Indonesian authorities have released an American nurse, who has spent four months in prison, after being arrested for visa violations during a visit to the restive Aceh Province. The nurse is heading back to the United States for medical treatment. Joy Sadler from Waterloo, Iowa, walked out of an Indonesian jail Friday in the city of Banda Aceh. She was arrested in September with her traveling companion, Scottish academic Lesley McCulloch. Indonesian authorities accused the two of using their tourist visas to conduct research into the conflict between the Indonesian Army and the separatist rebels of the Free Aceh Movement.
Both women denied the charges. But in a trial in December, Joy Sadler was sentenced to four months in prison and Lesley McCulloch to five months. The women had served most of the time during their pre-trial detention.
The American nurse, who is HIV positive, went on a hunger strike for more than a month to protest the slow pace of the Indonesian legal process, and her health deteriorated rapidly. She was persuaded to resume eating only last week, after she collapsed and was refused entry into a hospital in the Acehnese capital Banda Aceh because of her HIV-positive state.
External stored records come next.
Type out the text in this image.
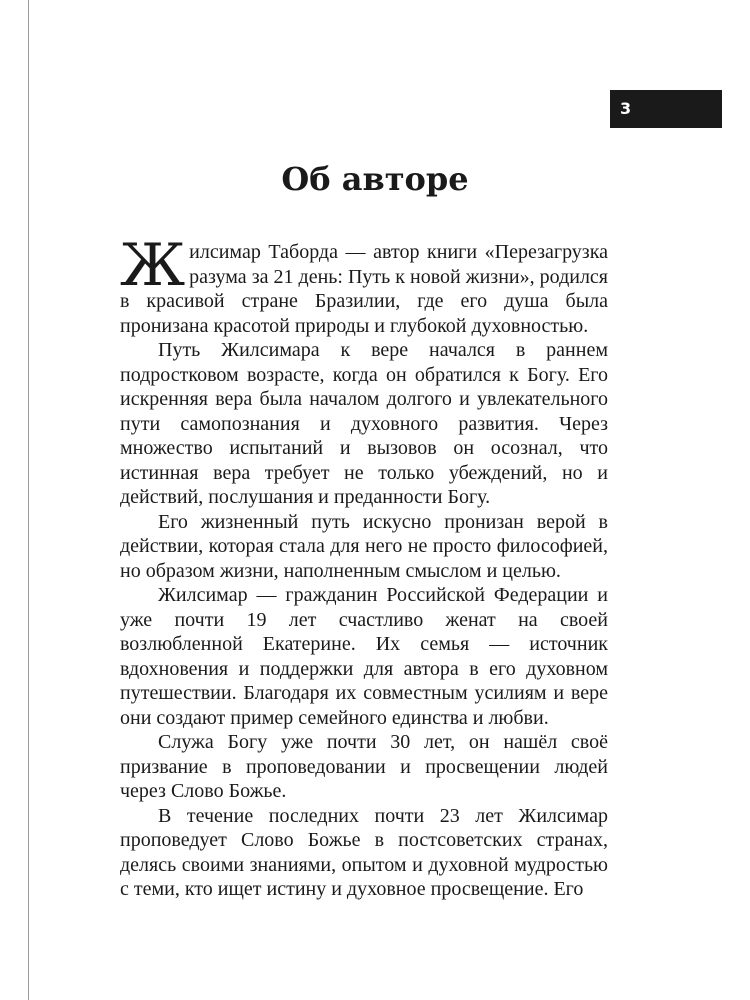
3
Об авторе

Жилсимар Таборда — автор книги «Перезагрузка разума за 21 день: Путь к новой жизни», родился в красивой стране Бразилии, где его душа была пронизана красотой природы и глубокой духовностью.

Путь Жилсимара к вере начался в раннем подростковом возрасте, когда он обратился к Богу. Его искренняя вера была началом долгого и увлекательного пути самопознания и духовного развития. Через множество испытаний и вызовов он осознал, что истинная вера требует не только убеждений, но и действий, послушания и преданности Богу.

Его жизненный путь искусно пронизан верой в действии, которая стала для него не просто философией, но образом жизни, наполненным смыслом и целью.

Жилсимар — гражданин Российской Федерации и уже почти 19 лет счастливо женат на своей возлюбленной Екатерине. Их семья — источник вдохновения и поддержки для автора в его духовном путешествии. Благодаря их совместным усилиям и вере они создают пример семейного единства и любви.

Служа Богу уже почти 30 лет, он нашёл своё призвание в проповедовании и просвещении людей через Слово Божье.

В течение последних почти 23 лет Жилсимар проповедует Слово Божье в постсоветских странах, делясь своими знаниями, опытом и духовной мудростью с теми, кто ищет истину и духовное просвещение. Его
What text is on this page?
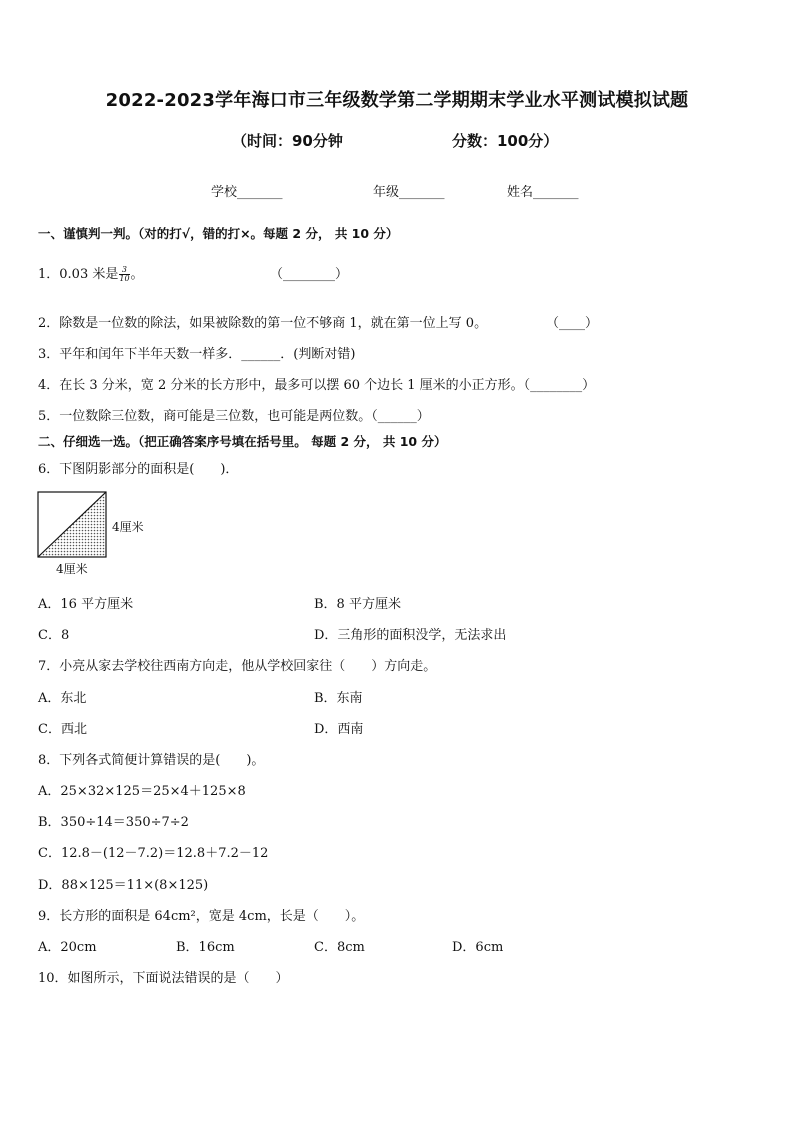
2022-2023学年海口市三年级数学第二学期期末学业水平测试模拟试题
（时间：90分钟	分数：100分）
学校_______	年级_______	姓名_______
一、谨慎判一判。（对的打√，错的打×。每题 2 分， 共 10 分）
1．0.03 米是 $\frac{3}{10}$ 。	（________）
2．除数是一位数的除法，如果被除数的第一位不够商 1，就在第一位上写 0。	（____）
3．平年和闰年下半年天数一样多．______．(判断对错)
4．在长 3 分米，宽 2 分米的长方形中，最多可以摆 60 个边长 1 厘米的小正方形。（________）
5．一位数除三位数，商可能是三位数，也可能是两位数。（______）
二、仔细选一选。（把正确答案序号填在括号里。 每题 2 分， 共 10 分）
6．下图阴影部分的面积是(　　)．
4厘米
4厘米
A．16 平方厘米	B．8 平方厘米
C．8	D．三角形的面积没学，无法求出
7．小亮从家去学校往西南方向走，他从学校回家往（　　）方向走。
A．东北	B．东南
C．西北	D．西南
8．下列各式简便计算错误的是(　　)。
A．25×32×125＝25×4＋125×8
B．350÷14＝350÷7÷2
C．12.8－(12－7.2)＝12.8＋7.2－12
D．88×125＝11×(8×125)
9．长方形的面积是 64cm²，宽是 4cm，长是（　　）。
A．20cm	B．16cm	C．8cm	D．6cm
10．如图所示，下面说法错误的是（　　）
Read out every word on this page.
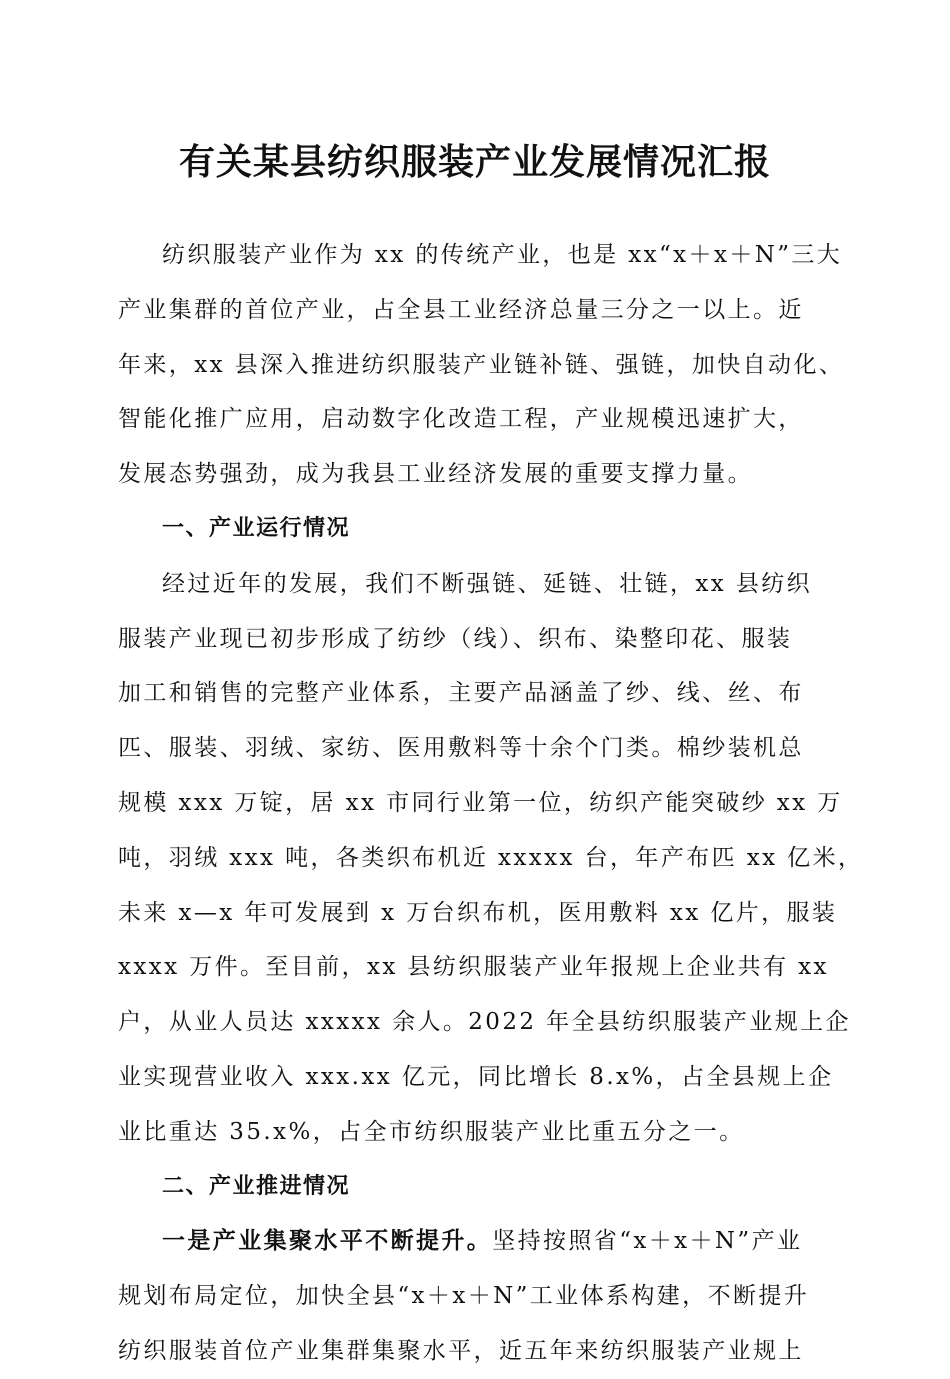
有关某县纺织服装产业发展情况汇报
纺织服装产业作为 xx 的传统产业，也是 xx“x＋x＋N”三大
产业集群的首位产业，占全县工业经济总量三分之一以上。近
年来，xx 县深入推进纺织服装产业链补链、强链，加快自动化、
智能化推广应用，启动数字化改造工程，产业规模迅速扩大，
发展态势强劲，成为我县工业经济发展的重要支撑力量。
一、产业运行情况
经过近年的发展，我们不断强链、延链、壮链，xx 县纺织
服装产业现已初步形成了纺纱（线）、织布、染整印花、服装
加工和销售的完整产业体系，主要产品涵盖了纱、线、丝、布
匹、服装、羽绒、家纺、医用敷料等十余个门类。棉纱装机总
规模 xxx 万锭，居 xx 市同行业第一位，纺织产能突破纱 xx 万
吨，羽绒 xxx 吨，各类织布机近 xxxxx 台，年产布匹 xx 亿米，
未来 x—x 年可发展到 x 万台织布机，医用敷料 xx 亿片，服装
xxxx 万件。至目前，xx 县纺织服装产业年报规上企业共有 xx
户，从业人员达 xxxxx 余人。2022 年全县纺织服装产业规上企
业实现营业收入 xxx.xx 亿元，同比增长 8.x%，占全县规上企
业比重达 35.x%，占全市纺织服装产业比重五分之一。
二、产业推进情况
一是产业集聚水平不断提升。坚持按照省“x＋x＋N”产业
规划布局定位，加快全县“x＋x＋N”工业体系构建，不断提升
纺织服装首位产业集群集聚水平，近五年来纺织服装产业规上
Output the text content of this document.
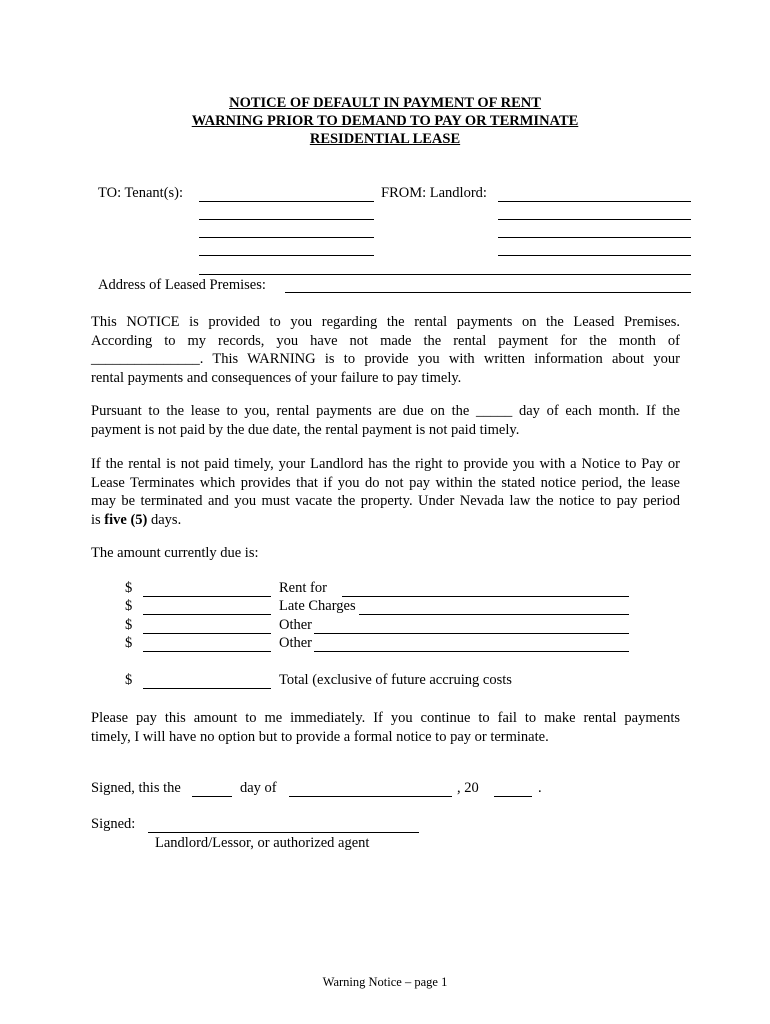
NOTICE OF DEFAULT IN PAYMENT OF RENT
WARNING PRIOR TO DEMAND TO PAY OR TERMINATE
RESIDENTIAL LEASE
TO: Tenant(s):	FROM: Landlord:
Address of Leased Premises:
This NOTICE is provided to you regarding the rental payments on the Leased Premises.
According to my records, you have not made the rental payment for the month of
_______________. This WARNING is to provide you with written information about your
rental payments and consequences of your failure to pay timely.
Pursuant to the lease to you, rental payments are due on the _____ day of each month. If the
payment is not paid by the due date, the rental payment is not paid timely.
If the rental is not paid timely, your Landlord has the right to provide you with a Notice to Pay or
Lease Terminates which provides that if you do not pay within the stated notice period, the lease
may be terminated and you must vacate the property. Under Nevada law the notice to pay period
is five (5) days.
The amount currently due is:
$	Rent for
$	Late Charges
$	Other
$	Other
$	Total (exclusive of future accruing costs
Please pay this amount to me immediately. If you continue to fail to make rental payments
timely, I will have no option but to provide a formal notice to pay or terminate.
Signed, this the	day of	, 20	.
Signed:
Landlord/Lessor, or authorized agent
Warning Notice – page 1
Lesley McCulloch is due to be released on February 9.
Joy Sadler says that she hopes to return to Aceh to help the victims of the separatist conflict there.
Human rights organizations say that more than 1,200 people, the majority civilians, died in Aceh last year. But there are high hopes that the violence will abate after the government and the rebels signed a peace deal last month that allows international monitors into the province for the first time.